If you aren’t tall, then needing help reaching something is a common daily occurrence and a portable stepladder, for example, may be something you use everyday. Therefore, ladder safety is something that hits very close to home. Many people underestimate the dangers associated with such a simple tool as a ladder. More than 200,000 people are injured in ladder accidents each year with more than 300 deaths. These accidents and deaths can most often be prevented when using basic ladder safety tips. To make sure you are not just a statistic, below are some simple “rules of the road” to follow when using a ladder.

  • Make sure you completely understand the dynamics of your specific ladder. Examining it and reading the instructions would be a wonderful and safe way to begin. There are drastic differences between extension ladders, stepladders, multipurpose ladders, telescoping ladders, and platform ladders. 

  • Make sure the ladder is secure at its base. Do not place the ladder on an uneven surface or a surface that is not solid. Do not place ladder on slick or wet surfaces, including snow or ice.

  • For ladders such as stepladders, the arms, or spreaders, between the opposite legs should be completely locked before climbing. This will ensure that the ladder will not collapse when weight is applied.

  • Be sure to use the right ladder for the job. There are a wide variety of ladder types, including but not limited to: step, platform, telescoping, multipurpose, extension. Make you use the ladder that is the most appropriate for the job to ensure success.

man fixing roof on ladder

  • Be sure to use a ladder of appropriate height. Using a ladder that is not tall enough will make you more vulnerable to falls when stretching to meet your needs. Using a ladder that is too big can make the job more awkward and clumsy.

  • Always climb up and down the ladder while facing the ladder itself. This helps to keep your center of gravity similar to the ladder and will give you something to hang on to when ascending and descending.

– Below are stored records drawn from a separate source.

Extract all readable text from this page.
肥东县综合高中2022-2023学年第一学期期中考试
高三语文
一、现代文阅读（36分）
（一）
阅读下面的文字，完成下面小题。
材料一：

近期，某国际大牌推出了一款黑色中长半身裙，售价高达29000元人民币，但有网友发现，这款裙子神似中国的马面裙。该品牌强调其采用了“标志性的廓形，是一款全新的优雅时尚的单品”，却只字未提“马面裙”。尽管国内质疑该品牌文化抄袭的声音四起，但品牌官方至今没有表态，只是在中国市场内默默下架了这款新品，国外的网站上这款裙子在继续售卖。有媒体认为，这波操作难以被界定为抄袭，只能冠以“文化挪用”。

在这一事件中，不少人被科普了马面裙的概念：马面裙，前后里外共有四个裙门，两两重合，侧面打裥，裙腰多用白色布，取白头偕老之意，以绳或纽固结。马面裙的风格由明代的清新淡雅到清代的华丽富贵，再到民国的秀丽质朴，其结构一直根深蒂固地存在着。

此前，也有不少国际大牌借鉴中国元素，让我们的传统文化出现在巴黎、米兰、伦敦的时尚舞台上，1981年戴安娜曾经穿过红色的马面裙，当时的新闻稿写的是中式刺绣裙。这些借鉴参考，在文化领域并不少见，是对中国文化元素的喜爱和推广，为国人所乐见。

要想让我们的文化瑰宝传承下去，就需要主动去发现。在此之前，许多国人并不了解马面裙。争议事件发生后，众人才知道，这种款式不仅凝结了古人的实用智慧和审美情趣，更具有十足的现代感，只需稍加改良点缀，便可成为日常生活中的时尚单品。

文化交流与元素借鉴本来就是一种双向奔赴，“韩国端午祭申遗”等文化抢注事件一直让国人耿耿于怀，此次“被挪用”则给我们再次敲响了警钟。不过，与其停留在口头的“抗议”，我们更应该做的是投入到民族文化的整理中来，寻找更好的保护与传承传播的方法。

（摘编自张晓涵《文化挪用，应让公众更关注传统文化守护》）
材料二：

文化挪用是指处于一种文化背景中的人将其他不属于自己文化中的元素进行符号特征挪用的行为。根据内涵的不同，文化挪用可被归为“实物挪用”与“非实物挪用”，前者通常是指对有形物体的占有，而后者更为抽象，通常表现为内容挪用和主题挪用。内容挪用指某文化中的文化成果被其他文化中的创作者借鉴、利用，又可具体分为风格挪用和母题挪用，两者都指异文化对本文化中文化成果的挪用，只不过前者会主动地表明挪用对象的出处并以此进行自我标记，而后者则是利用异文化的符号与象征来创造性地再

  • Always inspect your ladder before use. A ladder that has not been used for quite some time, despite where it is stored, could be subject to deterioration. Check the rungs for damage.  The ladder should be clean and sturdy. Remember, if your ladder is damaged, it is better to invest in a new one than to invest in medical bills.

  • Don’t be lazy! When you need to move the ladder to a new location, GET DOWN FIRST! Don’t try to move the ladder while you are still mounted on it. You may be trying to save a few minutes, but you will pay for it with a trip to the emergency room.

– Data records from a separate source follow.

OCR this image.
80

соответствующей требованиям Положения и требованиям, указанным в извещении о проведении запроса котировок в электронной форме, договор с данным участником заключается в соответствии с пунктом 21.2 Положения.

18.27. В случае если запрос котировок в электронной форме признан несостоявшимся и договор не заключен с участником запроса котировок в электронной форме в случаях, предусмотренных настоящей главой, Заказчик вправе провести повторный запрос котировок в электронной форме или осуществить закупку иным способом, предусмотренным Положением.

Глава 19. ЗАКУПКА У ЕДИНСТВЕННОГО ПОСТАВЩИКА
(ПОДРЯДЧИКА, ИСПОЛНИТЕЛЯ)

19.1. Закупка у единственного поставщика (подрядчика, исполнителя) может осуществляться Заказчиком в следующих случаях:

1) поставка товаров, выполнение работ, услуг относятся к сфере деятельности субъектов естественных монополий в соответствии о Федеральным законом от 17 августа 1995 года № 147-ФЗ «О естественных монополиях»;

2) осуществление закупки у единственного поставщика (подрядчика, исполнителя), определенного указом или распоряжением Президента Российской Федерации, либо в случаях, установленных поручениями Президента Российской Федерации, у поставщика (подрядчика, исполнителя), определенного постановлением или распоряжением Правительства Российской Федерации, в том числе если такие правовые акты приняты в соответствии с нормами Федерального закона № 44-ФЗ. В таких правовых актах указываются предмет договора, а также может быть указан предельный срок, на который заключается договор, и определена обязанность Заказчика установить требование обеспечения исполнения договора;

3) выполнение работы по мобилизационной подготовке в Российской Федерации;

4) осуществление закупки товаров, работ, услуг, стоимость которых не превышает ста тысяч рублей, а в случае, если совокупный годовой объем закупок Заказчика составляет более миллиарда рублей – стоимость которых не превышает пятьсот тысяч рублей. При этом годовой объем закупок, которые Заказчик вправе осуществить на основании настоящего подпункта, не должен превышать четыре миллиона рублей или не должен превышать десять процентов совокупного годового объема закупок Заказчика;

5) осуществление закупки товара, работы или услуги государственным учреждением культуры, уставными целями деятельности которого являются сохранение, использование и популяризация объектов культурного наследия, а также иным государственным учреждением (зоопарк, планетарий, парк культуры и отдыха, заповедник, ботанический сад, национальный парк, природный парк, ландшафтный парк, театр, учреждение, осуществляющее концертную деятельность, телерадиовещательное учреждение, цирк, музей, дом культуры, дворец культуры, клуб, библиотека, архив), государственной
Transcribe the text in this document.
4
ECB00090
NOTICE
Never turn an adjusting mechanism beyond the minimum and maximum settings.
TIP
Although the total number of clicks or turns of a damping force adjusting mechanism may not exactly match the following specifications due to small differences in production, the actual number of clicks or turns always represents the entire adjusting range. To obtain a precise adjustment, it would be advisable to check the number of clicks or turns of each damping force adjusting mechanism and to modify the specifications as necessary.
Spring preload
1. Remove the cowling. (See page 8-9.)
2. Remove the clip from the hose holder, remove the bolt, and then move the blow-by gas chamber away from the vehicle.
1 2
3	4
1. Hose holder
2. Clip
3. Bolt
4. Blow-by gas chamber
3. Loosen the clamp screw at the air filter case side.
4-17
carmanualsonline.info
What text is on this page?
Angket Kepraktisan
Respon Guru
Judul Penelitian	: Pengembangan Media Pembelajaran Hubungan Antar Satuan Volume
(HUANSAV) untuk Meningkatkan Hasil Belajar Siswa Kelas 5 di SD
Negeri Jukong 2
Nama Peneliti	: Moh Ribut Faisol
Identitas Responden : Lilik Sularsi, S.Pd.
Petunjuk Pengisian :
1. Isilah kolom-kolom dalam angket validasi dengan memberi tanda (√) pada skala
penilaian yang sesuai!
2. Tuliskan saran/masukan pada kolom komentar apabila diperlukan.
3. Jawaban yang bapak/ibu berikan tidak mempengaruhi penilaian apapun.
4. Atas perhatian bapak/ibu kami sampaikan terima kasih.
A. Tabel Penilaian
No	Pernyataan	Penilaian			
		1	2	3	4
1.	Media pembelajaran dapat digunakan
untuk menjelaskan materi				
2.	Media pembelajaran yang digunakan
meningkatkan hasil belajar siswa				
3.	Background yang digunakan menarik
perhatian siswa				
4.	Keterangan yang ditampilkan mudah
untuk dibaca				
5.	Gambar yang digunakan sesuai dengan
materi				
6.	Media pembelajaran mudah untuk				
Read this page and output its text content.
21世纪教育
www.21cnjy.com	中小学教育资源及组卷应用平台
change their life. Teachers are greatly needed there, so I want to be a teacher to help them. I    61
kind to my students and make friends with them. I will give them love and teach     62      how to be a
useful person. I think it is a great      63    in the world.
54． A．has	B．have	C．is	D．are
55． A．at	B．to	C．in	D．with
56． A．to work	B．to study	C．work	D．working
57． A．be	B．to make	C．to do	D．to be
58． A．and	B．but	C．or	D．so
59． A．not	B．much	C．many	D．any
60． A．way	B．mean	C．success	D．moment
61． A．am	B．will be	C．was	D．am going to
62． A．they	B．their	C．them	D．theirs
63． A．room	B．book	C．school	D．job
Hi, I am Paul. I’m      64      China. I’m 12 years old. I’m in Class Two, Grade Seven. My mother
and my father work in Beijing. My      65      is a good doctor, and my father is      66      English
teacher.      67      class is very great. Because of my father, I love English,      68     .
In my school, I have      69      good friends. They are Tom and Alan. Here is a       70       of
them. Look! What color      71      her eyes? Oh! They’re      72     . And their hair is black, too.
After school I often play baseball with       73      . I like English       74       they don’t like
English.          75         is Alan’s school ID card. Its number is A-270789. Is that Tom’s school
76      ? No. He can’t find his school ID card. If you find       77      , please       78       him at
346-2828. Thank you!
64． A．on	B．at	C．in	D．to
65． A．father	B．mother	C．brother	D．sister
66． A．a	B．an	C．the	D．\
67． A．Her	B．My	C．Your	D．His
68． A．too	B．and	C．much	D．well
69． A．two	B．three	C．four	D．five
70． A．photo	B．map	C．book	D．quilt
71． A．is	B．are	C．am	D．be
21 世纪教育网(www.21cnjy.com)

  • Do not place a ladder in front of an exit/entrance that is not blocked off. This could cause injury to you and the person on the ground.

  • Never exceed the ladder’s weight limit. Pay close attention to maximum limitations for the ladder, including the materials you will be using while on the ladder.

  • Keep in mind metal ladders will conduct electricity and should never be used near any type of electric lines. A good substitute could be a fiberglass or wooden ladder. A ladder of any type should NEVER come into contact with live electrical wires.

  • If you are employed at a job that requires the use of a ladder, be sure to check with your employer as to the requirements before use. Some employers require training before the use of a ladder is allowed, including OSHA guidelines.

man leaning on ladder with paint can

Ladder safety may seem tedious and time consuming but it will actually save you time, money and a lot of pain. Taking into consideration some basic ladder safety guidelines will help to keep you safe. So, whether you are taking down Christmas decorations, cleaning the gutters, or simply trying to get your laundry detergent from the top shelf in your laundry room, take a minute to be safe.  You’ll be glad you did!